Flight nurse. Critical care experience is a must-have for this specialty. Nashville nurse Keela Dement, BSN, RN, CEN, EMT, spent a decade working in hospitals before becoming a transport nurse. She was working in the trauma ICU of a busy Level 1 trauma center when a member of a flight crew suggested she consider applying. Dement was intrigued, even though she had never planned to pursue that path in her nursing career.

“But I am sure glad that the opportunity found me that that I was ready for the challenge,” she said. Ten years and 1,200+ patient transports later, Dement still loves her job, including the ongoing challenge and the opportunity to help patients.  She suggests checking with your state and employer to see what the minimum requirements are for becoming a flight/transport nurse.

Telehealth nurse. It’s not just about the telephone anymore. Technological developments have greatly expanded nurses’ ability to work with off-site patients, improving efficiency and access to care. They may use technology to remotely monitor a patient’s data such as blood glucose levels and blood pressure, and they may conduct patient consultations via a live video feed.

Parish nurse.

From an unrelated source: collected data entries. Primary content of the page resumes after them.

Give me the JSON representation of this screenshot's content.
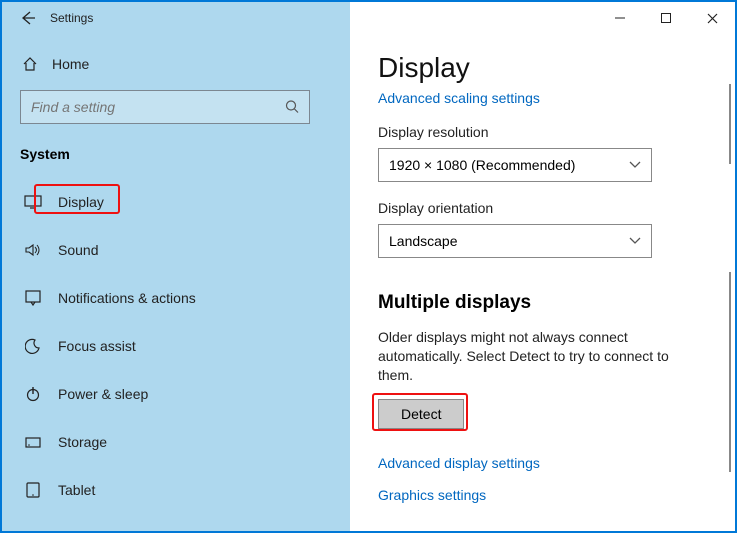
{
  "titlebar": {
    "app": "Settings"
  },
  "sidebar": {
    "home": "Home",
    "search_placeholder": "Find a setting",
    "category": "System",
    "items": [
      {
        "label": "Display"
      },
      {
        "label": "Sound"
      },
      {
        "label": "Notifications & actions"
      },
      {
        "label": "Focus assist"
      },
      {
        "label": "Power & sleep"
      },
      {
        "label": "Storage"
      },
      {
        "label": "Tablet"
      }
    ]
  },
  "main": {
    "heading": "Display",
    "scaling_link": "Advanced scaling settings",
    "resolution_label": "Display resolution",
    "resolution_value": "1920 × 1080 (Recommended)",
    "orientation_label": "Display orientation",
    "orientation_value": "Landscape",
    "multi_heading": "Multiple displays",
    "multi_desc": "Older displays might not always connect automatically. Select Detect to try to connect to them.",
    "detect_btn": "Detect",
    "adv_display_link": "Advanced display settings",
    "graphics_link": "Graphics settings"
  }
}
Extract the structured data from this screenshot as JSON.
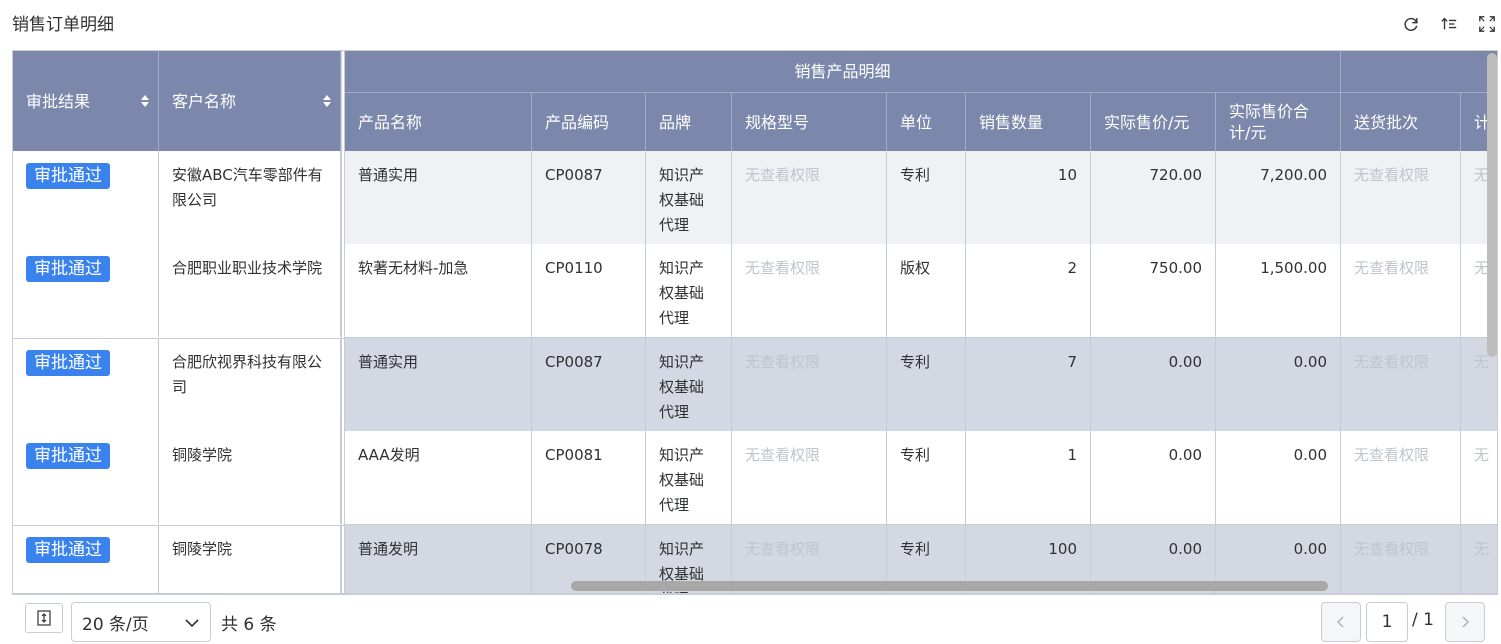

If you have a strong background in community nursing and an interest in working with faith communities, this may be the perfect place for you. Since parish nurses work with people in churches and other faith-based organizations, it’s useful to have a familiarity with those spiritual beliefs and practices in addition to your nursing education. Visit ParishNurses.org for more information.

There are several more possibilities for your nursing career, including the advanced practice nursing route, which requires a master’s level education and can be a pathway toward careers such as nurse anesthetist, nurse midwife, nurse practitioner and clinical nurse specialist. Pursuing a doctoral degree can open up even more doors.